A cannabis high from smoking or vaping typically lasts 1 to 3 hours, with effects fading significantly after that but lingering for up to 6 hours total. Edibles last considerably longer, often 6 to 8 hours. The exact timeline depends on how you consumed it, how much you took, your tolerance, and your individual metabolism.
Smoking and Vaping: The Fastest Timeline
When you inhale cannabis, you feel the effects within seconds to a few minutes. The high builds quickly from there, with full effects peaking within about 30 minutes. Most people find the intense part of the experience winds down after 1 to 3 hours, but residual effects like mild relaxation, slower reaction time, or slight mental fogginess can persist for up to 6 hours. Some residual effects can even stretch to 24 hours, particularly with high doses.
The reason inhalation hits fast and fades relatively quickly is straightforward: THC passes from your lungs directly into your bloodstream and reaches your brain almost immediately. Blood levels of THC drop fairly rapidly after that initial spike, and the subjective high follows.
Edibles: A Much Longer Experience
Edibles follow a completely different timeline. They typically take 30 to 60 minutes to kick in, though some people don’t feel anything for up to 2 hours. This delay is what catches people off guard and leads them to take more before the first dose has hit.
Peak intensity arrives around 3 hours after eating an edible, which is dramatically later than the 30-minute peak from smoking. The total high generally lasts 6 to 8 hours, and stronger doses can push that even further. The reason for the extended timeline is that THC from edibles passes through your digestive system and liver before reaching your brain. Your liver converts it into a different active compound that crosses into the brain more effectively and sticks around longer.
This means if you ate an edible at 8 p.m. and it kicked in around 9, you could still be feeling effects at 3 or 4 a.m. Planning around this is important, especially if you have obligations the next morning.
What Affects How Long Your High Lasts
Two people can take the same amount of cannabis and have noticeably different experiences. Several factors explain why:
- Dose and potency: Higher THC concentrations produce a stronger, longer-lasting high. A 5 mg edible will wear off faster than a 25 mg one.
- Tolerance: Regular users metabolize THC more efficiently and typically experience shorter, less intense highs than occasional users.
- Body composition: THC is fat-soluble, meaning it gets stored in fat tissue. People with higher body fat percentages may process THC differently, and stored THC can contribute to lingering effects.
- What you’ve eaten: Taking edibles on an empty stomach can speed up onset and intensify the high. A full stomach slows absorption but can extend the duration.
The High vs. THC in Your System
There’s an important distinction between feeling high and having THC in your body. The psychoactive effects of cannabis, the part you actually feel, fade long before THC fully leaves your system. The metabolites that drug tests detect are not the same compounds that get you high. THC byproducts can show up in urine for days, weeks, or even beyond 28 days in heavy users, but that doesn’t mean you’re impaired for that entire time.
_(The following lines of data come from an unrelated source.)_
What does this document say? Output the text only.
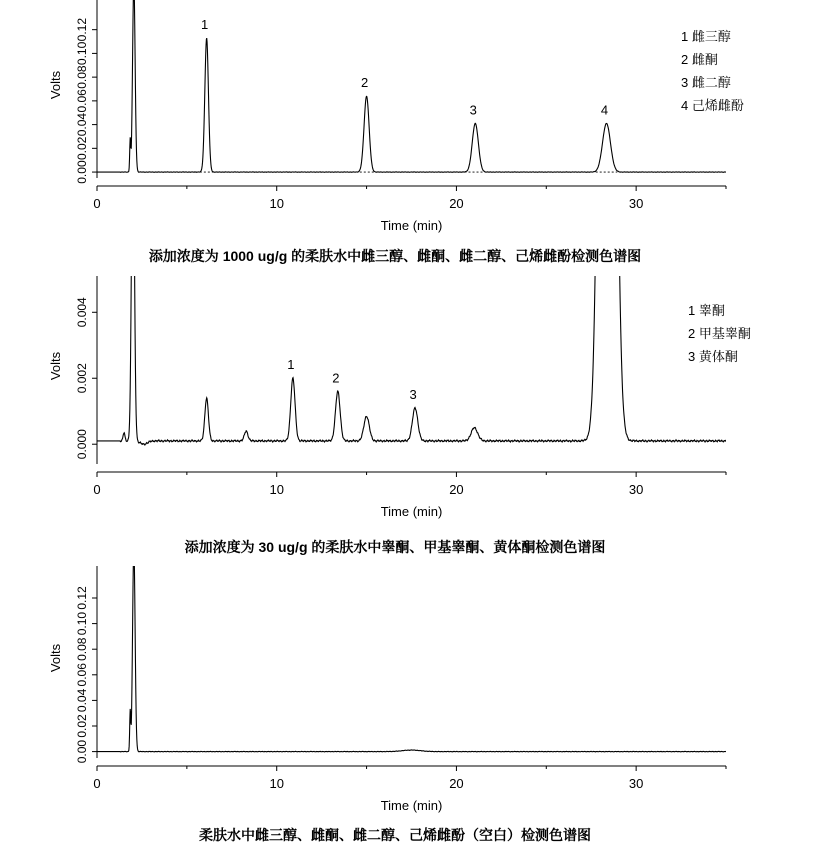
0	10	20	30
Time (min)
0.00
0.02
0.04
0.06
0.08
0.10
0.12
Volts
1
2
3	4
1 雌三醇
2 雌酮
3 雌二醇
4 己烯雌酚
0	10	20	30
Time (min)
0.000
0.002
0.004
Volts	1
2
3
1 睾酮
2 甲基睾酮
3 黄体酮
0	10	20	30
Time (min)
0.00
0.02
0.04
0.06
0.08
0.10
0.12
Volts
添加浓度为 1000 ug/g 的柔肤水中雌三醇、雌酮、雌二醇、己烯雌酚检测色谱图
添加浓度为 30 ug/g 的柔肤水中睾酮、甲基睾酮、黄体酮检测色谱图
柔肤水中雌三醇、雌酮、雌二醇、己烯雌酚（空白）检测色谱图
That said, the window of actual impairment extends beyond the period where you feel noticeably high. Reaction time, coordination, and judgment can remain subtly affected even after the euphoria has worn off. This is especially relevant for driving. The CDC notes that connecting THC blood concentration to driving impairment for any individual person is difficult, and recommends the safest option is simply not driving after using cannabis at all.
The Next-Day Hangover
Some people feel completely fine the morning after using cannabis. Others experience what’s commonly called a “weed hangover,” with symptoms like fatigue, brain fog, dry mouth, dry eyes, headaches, or mild nausea. Research on this has been mixed. A 2019 study found that smoking cannabis could lead to daytime fatigue the following day, and an older study linked it to irritability and feeling generally off. But many studies in a 2023 review found no significant next-day cognitive effects.
Whether you get a cannabis hangover depends on the dose, the form you used, and your personal tolerance. High doses and edibles are more likely to produce next-day grogginess, partly because THC blood levels can still be elevated the morning after. There’s no set duration for these symptoms, but they typically resolve on their own within a few hours of waking.
Can You Sober Up Faster?
The honest answer is: not really. You’ll find plenty of suggestions online, from chewing black peppercorns to sniffing lemon peel, but the evidence behind these remedies is thin. Black pepper contains a compound associated with anxiety reduction in animal studies, but no clinical trials have tested whether it actually reduces cannabis-related anxiety in humans. Even if it worked, nobody knows how much you’d need to eat to get an effect.
CBD is sometimes suggested as a counterbalance to THC, but using it after you’re already high isn’t a reliable off switch. The more practical approach, if you’re concerned about being too high, is to use lower-THC products or balanced THC-to-CBD products in the first place.
What does help while you wait it out: hydrating, eating something, resting in a comfortable environment, and reminding yourself the feeling is temporary. Distraction works surprisingly well. A familiar TV show, calm music, or a simple activity can make the time pass faster while your body does the actual work of clearing THC from your brain.